Mehmet Ocaktan: Dinin tartışılır hale gelmesinde tarikatların, cemaatlerin, şeyhlerin, ulemanın ve siyasilerin büyük sorumluluğu var

Karar yazarı Ocaktan, "Kuşkusuz yaşanan bu kafa karışıklığında, sorumluluk makamında olanların dini sunum ve anlatım tarzlarının önemli payı olduğu aşikardır" diye yazdı

Fotoğraf: Twitter

Karar gazetesi yazarı Mehmet Ocaktan, bugünkü köşe yazısında tarikat ve cemaatlere yüklendi.

Tarikatların, cemaatlerin, şeyhlerin ve siyasileri dinin Müslüman bir toplumda tartışır hale gelmesinden sorumlu tutan Ocaktan, "Kuşkusuz yaşanan bu kafa karışıklığında, sorumluluk makamında olanların dini sunum ve anlatım tarzlarının önemli payı olduğu aşikardır. Çünkü günümüz din hocalarının dini anlatış biçimi, ne yazık ki geçmişin klasik mirasını tekrarlamaktan ibarettir" görüşünü dile getirdi.

"Öyle bir dönemde yaşıyoruz ki bütün ahlaki ve insani değerler buharlaşıp yok oluyor" diyen Ocaktan, Diyanet'e yönelik eleştirilerde bulundu:

"Din adına örnek olması gereken dini bilim insanları, kanaat önderleri ve bizzat Diyanet İşleri Başkanlığı gibi kurumların dinin temel ilkelerinden çok, görsel dindarlığı bir fazilet gibi sunmaları özellikle yeni nesiller nezdinde doğrudan dinin kendisine yönelik sorgulamaları arttırmıştır"

Bu anlayış nedeniyle ülkede Kur'an kurslarının, İmam Hatiplerin sayılarının artmakta olduğunu söyleyen Ocaktan, buna rağmen dindarlara olan güvenin azaldığını savundu.

Ocaktan, "Dini bu kadar hırpalamaya hakkımız var mı?" başlıklık yazısında şu ifadelere yer verdi:

En tehlikelisi de dinin, siyasetin ve güncel tartışmaların içine itilerek ideolojik kamplaşmaların onay makamı haline dönüştürülmesidir.

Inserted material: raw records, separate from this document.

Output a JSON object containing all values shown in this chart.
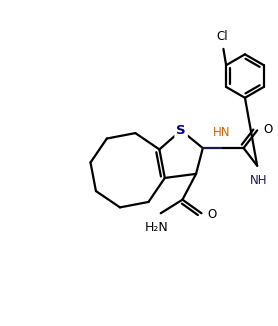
{
  "background_color": "#ffffff",
  "line_color": "#000000",
  "dark_blue": "#1a1a4e",
  "text_orange": "#cc6600",
  "text_blue": "#000080",
  "linewidth": 1.6,
  "figsize": [
    2.78,
    3.26
  ],
  "dpi": 100,
  "xlim": [
    0,
    10
  ],
  "ylim": [
    0,
    12
  ]
}
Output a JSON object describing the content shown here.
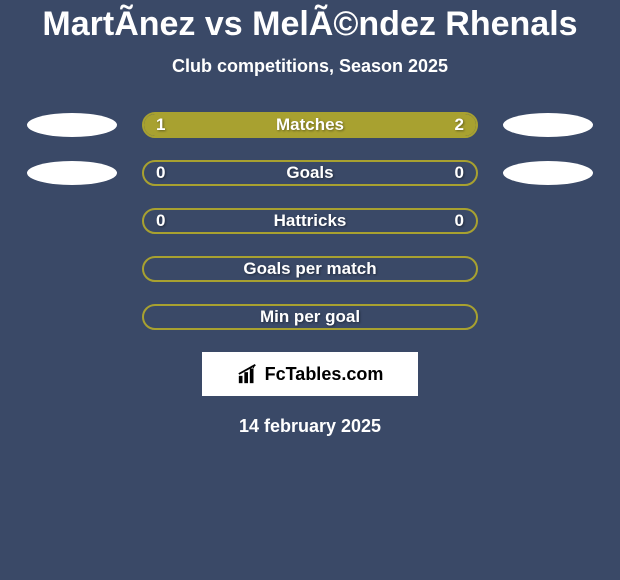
{
  "title": "MartÃnez vs MelÃ©ndez Rhenals",
  "subtitle": "Club competitions, Season 2025",
  "background_color": "#3a4967",
  "bar_border_color": "#a8a130",
  "bar_fill_color": "#a8a130",
  "badge_color": "#ffffff",
  "text_color": "#ffffff",
  "bars": [
    {
      "label": "Matches",
      "left_value": "1",
      "right_value": "2",
      "left_pct": 33,
      "right_pct": 67,
      "show_badges": true
    },
    {
      "label": "Goals",
      "left_value": "0",
      "right_value": "0",
      "left_pct": 0,
      "right_pct": 0,
      "show_badges": true
    },
    {
      "label": "Hattricks",
      "left_value": "0",
      "right_value": "0",
      "left_pct": 0,
      "right_pct": 0,
      "show_badges": false
    },
    {
      "label": "Goals per match",
      "left_value": "",
      "right_value": "",
      "left_pct": 0,
      "right_pct": 0,
      "show_badges": false
    },
    {
      "label": "Min per goal",
      "left_value": "",
      "right_value": "",
      "left_pct": 0,
      "right_pct": 0,
      "show_badges": false
    }
  ],
  "logo_text": "FcTables.com",
  "date": "14 february 2025"
}
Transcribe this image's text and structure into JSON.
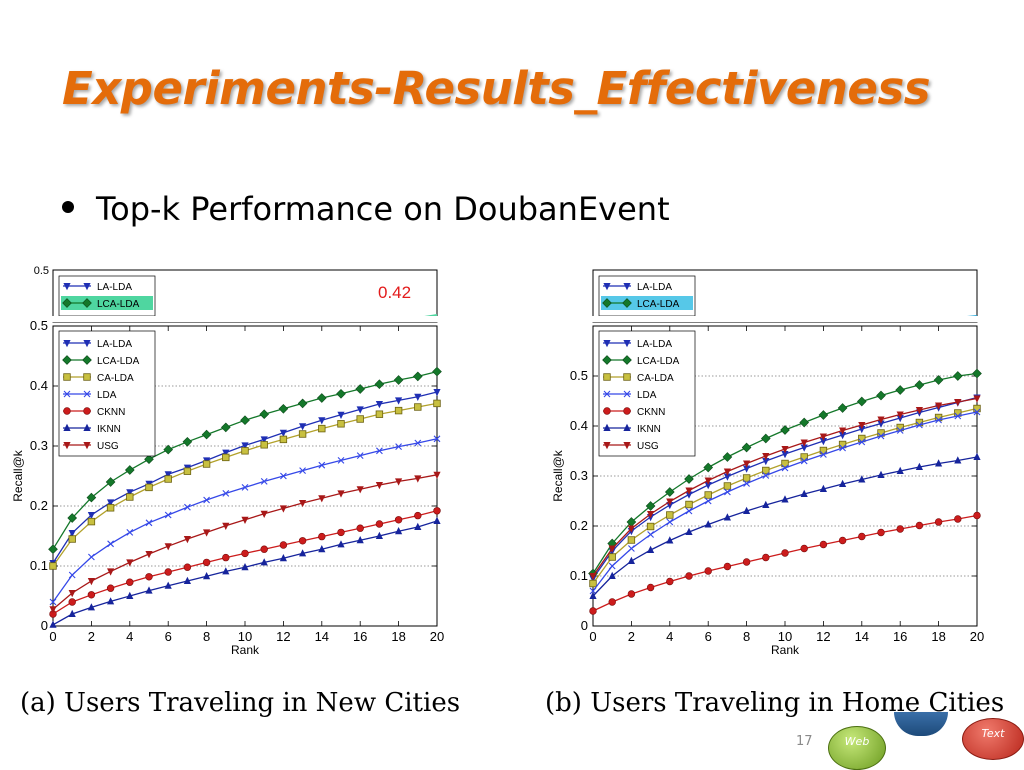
{
  "slide": {
    "title": "Experiments-Results_Effectiveness",
    "bullet": "Top-k Performance on DoubanEvent",
    "page_number": "17",
    "buttons": {
      "web": "Web",
      "text": "Text"
    }
  },
  "colors": {
    "title": "#e46c0a",
    "LA-LDA": "#1f2fb4",
    "LCA-LDA": "#14782a",
    "CA-LDA": "#b2a12a",
    "LDA": "#3548e8",
    "CKNN": "#cc1c1c",
    "IKNN": "#16249c",
    "USG": "#a81818",
    "annotation": "#e31b1b"
  },
  "chart_data": [
    {
      "type": "line",
      "title": "",
      "caption": "(a) Users Traveling in New Cities",
      "xlabel": "Rank",
      "ylabel": "Recall@k",
      "xlim": [
        0,
        20
      ],
      "ylim": [
        0,
        0.5
      ],
      "xticks": [
        "0",
        "2",
        "4",
        "6",
        "8",
        "10",
        "12",
        "14",
        "16",
        "18",
        "20"
      ],
      "yticks": [
        "0",
        "0.1",
        "0.2",
        "0.3",
        "0.4",
        "0.5"
      ],
      "grid": "horizontal dotted",
      "legend": "top-left",
      "x": [
        0,
        1,
        2,
        3,
        4,
        5,
        6,
        7,
        8,
        9,
        10,
        11,
        12,
        13,
        14,
        15,
        16,
        17,
        18,
        19,
        20
      ],
      "annotation": {
        "text": "0.42",
        "top_strip_legend": [
          "LA-LDA",
          "LCA-LDA"
        ],
        "top_strip_yticks": [
          "0.5"
        ]
      },
      "series": [
        {
          "name": "LA-LDA",
          "marker": "tri-down",
          "values": [
            0.105,
            0.155,
            0.185,
            0.206,
            0.223,
            0.237,
            0.253,
            0.264,
            0.276,
            0.289,
            0.301,
            0.311,
            0.322,
            0.333,
            0.343,
            0.352,
            0.361,
            0.37,
            0.376,
            0.382,
            0.39
          ]
        },
        {
          "name": "LCA-LDA",
          "marker": "diamond",
          "values": [
            0.128,
            0.18,
            0.214,
            0.24,
            0.26,
            0.278,
            0.294,
            0.307,
            0.319,
            0.331,
            0.343,
            0.353,
            0.362,
            0.371,
            0.38,
            0.387,
            0.395,
            0.403,
            0.41,
            0.416,
            0.424
          ]
        },
        {
          "name": "CA-LDA",
          "marker": "square",
          "values": [
            0.1,
            0.145,
            0.174,
            0.197,
            0.215,
            0.231,
            0.245,
            0.258,
            0.27,
            0.281,
            0.292,
            0.302,
            0.311,
            0.32,
            0.329,
            0.337,
            0.345,
            0.353,
            0.359,
            0.365,
            0.371
          ]
        },
        {
          "name": "LDA",
          "marker": "x",
          "values": [
            0.04,
            0.085,
            0.115,
            0.137,
            0.156,
            0.172,
            0.185,
            0.198,
            0.21,
            0.221,
            0.231,
            0.241,
            0.25,
            0.259,
            0.268,
            0.276,
            0.284,
            0.292,
            0.299,
            0.305,
            0.312
          ]
        },
        {
          "name": "CKNN",
          "marker": "circle",
          "values": [
            0.02,
            0.04,
            0.052,
            0.063,
            0.073,
            0.082,
            0.09,
            0.098,
            0.106,
            0.114,
            0.121,
            0.128,
            0.135,
            0.142,
            0.149,
            0.156,
            0.163,
            0.17,
            0.177,
            0.184,
            0.192
          ]
        },
        {
          "name": "IKNN",
          "marker": "tri-up",
          "values": [
            0.002,
            0.02,
            0.031,
            0.041,
            0.05,
            0.059,
            0.067,
            0.075,
            0.083,
            0.091,
            0.098,
            0.106,
            0.113,
            0.121,
            0.128,
            0.136,
            0.143,
            0.15,
            0.158,
            0.165,
            0.175
          ]
        },
        {
          "name": "USG",
          "marker": "tri-down",
          "values": [
            0.028,
            0.055,
            0.075,
            0.091,
            0.106,
            0.12,
            0.133,
            0.145,
            0.156,
            0.167,
            0.177,
            0.187,
            0.196,
            0.205,
            0.213,
            0.221,
            0.228,
            0.235,
            0.241,
            0.246,
            0.252
          ]
        }
      ]
    },
    {
      "type": "line",
      "title": "",
      "caption": "(b) Users Traveling in Home Cities",
      "xlabel": "Rank",
      "ylabel": "Recall@k",
      "xlim": [
        0,
        20
      ],
      "ylim": [
        0,
        0.6
      ],
      "xticks": [
        "0",
        "2",
        "4",
        "6",
        "8",
        "10",
        "12",
        "14",
        "16",
        "18",
        "20"
      ],
      "yticks": [
        "0",
        "0.1",
        "0.2",
        "0.3",
        "0.4",
        "0.5"
      ],
      "grid": "horizontal dotted",
      "legend": "top-left",
      "x": [
        0,
        1,
        2,
        3,
        4,
        5,
        6,
        7,
        8,
        9,
        10,
        11,
        12,
        13,
        14,
        15,
        16,
        17,
        18,
        19,
        20
      ],
      "annotation": {
        "top_strip_legend": [
          "LA-LDA",
          "LCA-LDA"
        ]
      },
      "series": [
        {
          "name": "LA-LDA",
          "marker": "tri-down",
          "values": [
            0.095,
            0.15,
            0.19,
            0.218,
            0.242,
            0.263,
            0.282,
            0.299,
            0.315,
            0.33,
            0.344,
            0.357,
            0.37,
            0.382,
            0.394,
            0.405,
            0.416,
            0.427,
            0.437,
            0.447,
            0.457
          ]
        },
        {
          "name": "LCA-LDA",
          "marker": "diamond",
          "values": [
            0.105,
            0.165,
            0.208,
            0.24,
            0.268,
            0.294,
            0.317,
            0.338,
            0.357,
            0.375,
            0.392,
            0.407,
            0.422,
            0.436,
            0.449,
            0.461,
            0.472,
            0.482,
            0.492,
            0.5,
            0.505
          ]
        },
        {
          "name": "CA-LDA",
          "marker": "square",
          "values": [
            0.085,
            0.138,
            0.172,
            0.199,
            0.222,
            0.243,
            0.262,
            0.28,
            0.296,
            0.311,
            0.325,
            0.338,
            0.351,
            0.363,
            0.375,
            0.386,
            0.397,
            0.407,
            0.417,
            0.426,
            0.435
          ]
        },
        {
          "name": "LDA",
          "marker": "x",
          "values": [
            0.07,
            0.12,
            0.155,
            0.183,
            0.208,
            0.23,
            0.25,
            0.268,
            0.285,
            0.301,
            0.316,
            0.33,
            0.343,
            0.356,
            0.368,
            0.38,
            0.391,
            0.402,
            0.412,
            0.42,
            0.428
          ]
        },
        {
          "name": "CKNN",
          "marker": "circle",
          "values": [
            0.03,
            0.048,
            0.064,
            0.077,
            0.089,
            0.1,
            0.11,
            0.119,
            0.128,
            0.137,
            0.146,
            0.155,
            0.163,
            0.171,
            0.179,
            0.187,
            0.194,
            0.201,
            0.208,
            0.214,
            0.221
          ]
        },
        {
          "name": "IKNN",
          "marker": "tri-up",
          "values": [
            0.06,
            0.1,
            0.13,
            0.152,
            0.171,
            0.188,
            0.203,
            0.217,
            0.23,
            0.242,
            0.253,
            0.264,
            0.274,
            0.284,
            0.293,
            0.302,
            0.31,
            0.318,
            0.325,
            0.331,
            0.338
          ]
        },
        {
          "name": "USG",
          "marker": "tri-down",
          "values": [
            0.1,
            0.155,
            0.195,
            0.224,
            0.249,
            0.271,
            0.291,
            0.309,
            0.325,
            0.34,
            0.354,
            0.367,
            0.379,
            0.391,
            0.402,
            0.413,
            0.423,
            0.432,
            0.441,
            0.448,
            0.455
          ]
        }
      ]
    }
  ]
}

Kabul edelim ki dini kullanışlı bir araç haline dönüştüren siyaset erbabından din hocalarına kadar pek çok kesim toplum nezdinde adeta bir din pazarlamacısı olarak algılanmaktadırlar.

İlk bakışta bu algı haksızlık gibi görülebilir, ama ortalığa saçılan perişanlığı görünce hiç de öyle olmadığı anlaşılacaktır.

Çünkü bizim gibi dinin siyasetin emrine verildiği toplumlarda aklın, mantığın, basiretin, ferasetin, ahlakın ve vicdanın yerini hırs, öfke, kin, nefret ve düşmanlık almaktadır.

Çünkü bu topraklarda, barış dini olan İslam adına konuşan din hocaları, cemaatler, siyasetçiler, sivil toplum örgütleri kaybettikleri evlatları için yüreği yanan annelerin acısını duyacak bir dindarlık bilincine sahip değildirler.

Çünkü bu ülkede; dini vecibelerin gereği olarak namaz kılan, oruç tutan, camiye giden, zaferler için Fetih suresi okuma törenleri düzenleyen dindarlar, hakka-hukuka riayet etme, zulümlere, tecavüzlere, yolsuzluklara, insan hakları ihlallerine, özgürlüklerin kısılmasına karşı çıkmayı aynı şekilde bir dindarlık bilinci olarak görmezler.